THE MOUNTAIN Buddhist kingdom of Bhutan has a strange claim to fame in the world of what Thomas Carlyle termed that “dismal science”, economics: the appealingly named “gross national happiness” (GNH) index. Concerned that standard measures of national wealth, specifically gross domestic product (GDP), fail to reflect elements of wellbeing, cultural richness and environmental sustainability, Bhutan’s former king Jigme Singye Wangchuck coined the term and it has been a central part of the kingdom’s economic planning since the 1970s. GNH takes into account not just the flow of money but access to healthcare, free time with family, conservation of natural resources and other non-economic factors.
Now a similar critique of traditional econometrics has acquired a powerful new backer in France’s President Nicholas Sarkozy. On Monday he endorsed a report from a commission of economists led by Nobel prizewinner Prof Joseph Stiglitz, although it rejects the notion that everything can be captured in one GDH-like index.
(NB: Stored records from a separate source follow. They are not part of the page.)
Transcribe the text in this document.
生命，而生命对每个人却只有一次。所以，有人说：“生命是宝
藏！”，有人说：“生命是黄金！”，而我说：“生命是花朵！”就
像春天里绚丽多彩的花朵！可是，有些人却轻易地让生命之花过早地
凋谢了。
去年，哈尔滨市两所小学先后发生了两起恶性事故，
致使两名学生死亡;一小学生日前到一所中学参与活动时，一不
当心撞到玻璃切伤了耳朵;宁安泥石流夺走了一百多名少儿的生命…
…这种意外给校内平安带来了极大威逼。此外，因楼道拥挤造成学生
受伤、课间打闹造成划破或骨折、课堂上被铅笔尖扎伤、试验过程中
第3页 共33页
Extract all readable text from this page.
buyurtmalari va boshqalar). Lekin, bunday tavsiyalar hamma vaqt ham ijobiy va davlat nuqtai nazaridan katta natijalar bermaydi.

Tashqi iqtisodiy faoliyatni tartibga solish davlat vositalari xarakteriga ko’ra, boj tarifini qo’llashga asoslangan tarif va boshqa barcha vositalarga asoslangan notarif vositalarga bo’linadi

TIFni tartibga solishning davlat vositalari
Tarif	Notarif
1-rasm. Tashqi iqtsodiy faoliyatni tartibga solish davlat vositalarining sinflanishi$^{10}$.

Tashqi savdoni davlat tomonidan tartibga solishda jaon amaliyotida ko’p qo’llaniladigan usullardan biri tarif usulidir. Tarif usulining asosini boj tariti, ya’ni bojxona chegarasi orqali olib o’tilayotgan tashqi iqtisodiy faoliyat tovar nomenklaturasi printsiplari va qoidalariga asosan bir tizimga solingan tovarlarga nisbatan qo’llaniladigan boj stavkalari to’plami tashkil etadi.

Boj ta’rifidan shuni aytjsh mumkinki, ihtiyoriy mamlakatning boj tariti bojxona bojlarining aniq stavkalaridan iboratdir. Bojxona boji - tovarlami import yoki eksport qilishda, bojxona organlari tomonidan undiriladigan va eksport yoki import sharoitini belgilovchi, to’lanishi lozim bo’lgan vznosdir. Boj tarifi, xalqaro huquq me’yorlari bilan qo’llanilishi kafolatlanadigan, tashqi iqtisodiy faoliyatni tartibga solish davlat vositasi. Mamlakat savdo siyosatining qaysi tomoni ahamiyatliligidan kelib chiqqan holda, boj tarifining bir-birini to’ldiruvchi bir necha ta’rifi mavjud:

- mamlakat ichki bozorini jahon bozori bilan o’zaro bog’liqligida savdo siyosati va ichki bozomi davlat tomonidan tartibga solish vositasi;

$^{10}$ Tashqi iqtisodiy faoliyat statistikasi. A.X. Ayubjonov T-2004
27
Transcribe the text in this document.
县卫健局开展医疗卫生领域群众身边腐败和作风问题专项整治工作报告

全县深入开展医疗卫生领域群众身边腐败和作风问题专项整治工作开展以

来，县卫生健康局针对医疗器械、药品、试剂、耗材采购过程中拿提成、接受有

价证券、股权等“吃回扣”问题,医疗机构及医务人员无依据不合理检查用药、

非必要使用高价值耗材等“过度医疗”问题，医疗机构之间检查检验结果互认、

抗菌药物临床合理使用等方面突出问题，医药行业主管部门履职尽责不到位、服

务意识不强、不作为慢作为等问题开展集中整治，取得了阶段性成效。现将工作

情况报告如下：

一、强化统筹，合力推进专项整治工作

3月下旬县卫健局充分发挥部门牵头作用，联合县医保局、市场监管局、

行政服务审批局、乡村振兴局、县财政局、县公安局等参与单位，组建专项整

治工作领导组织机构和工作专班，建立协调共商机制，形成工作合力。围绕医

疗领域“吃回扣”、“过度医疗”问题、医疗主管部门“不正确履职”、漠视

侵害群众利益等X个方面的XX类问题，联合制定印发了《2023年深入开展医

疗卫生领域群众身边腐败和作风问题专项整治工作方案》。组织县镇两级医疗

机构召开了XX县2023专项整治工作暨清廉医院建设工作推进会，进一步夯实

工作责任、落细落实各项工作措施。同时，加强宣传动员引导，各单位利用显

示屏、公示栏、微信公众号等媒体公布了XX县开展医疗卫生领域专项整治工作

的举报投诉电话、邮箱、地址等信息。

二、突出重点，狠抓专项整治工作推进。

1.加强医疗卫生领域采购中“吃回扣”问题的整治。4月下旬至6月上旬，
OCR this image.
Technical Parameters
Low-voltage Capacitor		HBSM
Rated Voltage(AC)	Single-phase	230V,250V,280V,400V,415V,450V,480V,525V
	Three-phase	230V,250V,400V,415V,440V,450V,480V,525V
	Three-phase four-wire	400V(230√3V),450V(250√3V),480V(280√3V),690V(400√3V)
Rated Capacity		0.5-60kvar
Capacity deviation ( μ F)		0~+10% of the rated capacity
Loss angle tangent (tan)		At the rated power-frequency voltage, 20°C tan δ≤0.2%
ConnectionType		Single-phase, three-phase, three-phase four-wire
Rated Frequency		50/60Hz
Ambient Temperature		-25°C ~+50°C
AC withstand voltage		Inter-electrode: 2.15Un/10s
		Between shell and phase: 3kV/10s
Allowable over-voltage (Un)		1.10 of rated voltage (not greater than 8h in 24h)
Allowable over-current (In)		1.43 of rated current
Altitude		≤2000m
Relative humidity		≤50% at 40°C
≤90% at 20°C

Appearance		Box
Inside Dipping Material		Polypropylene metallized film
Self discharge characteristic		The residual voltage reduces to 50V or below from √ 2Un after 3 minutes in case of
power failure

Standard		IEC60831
It proposes adjustments to the way GDP is calculated; new measures of wellbeing and happiness; and new metrics for environmental and financial sustainability and wealth distribution. “It is what I call GDP fetishism to think that success in that part [GDP] is success for the economy and society,” Prof Stiglitz argued.
Mr Sarkozy, who promised to raise the issue at international fora, said national accounting systems no longer reflected popular aspirations or experiences, creating a distrust of governments. “The world over, citizens think we are lying to them, that the figures are wrong, that they are manipulated,” he said. He also used the occasion to take a swipe at unbridled capitalism: “Behind the cult of figures, behind all these statistical and accounting representation, there is also the cult of the market that is always right.” The global crisis, he argued “doesn’t only make us free to imagine other models, another future, another world. It obliges us to do so”.
In truth GDP, growth of which has become an end instead of a means of policy, is only the roughest of yardsticks – it is completely inadequate, for example, as a measure of relative wellbeing in comparing two countries which have differing property markets and welfare systems. But economists, jealous of their status as “scientists”, will find difficult the idea of quantifying and then, crucially, giving relative weights to what they see as subjective, value-laden measures of happiness. Time perhaps to reinvent economics itself.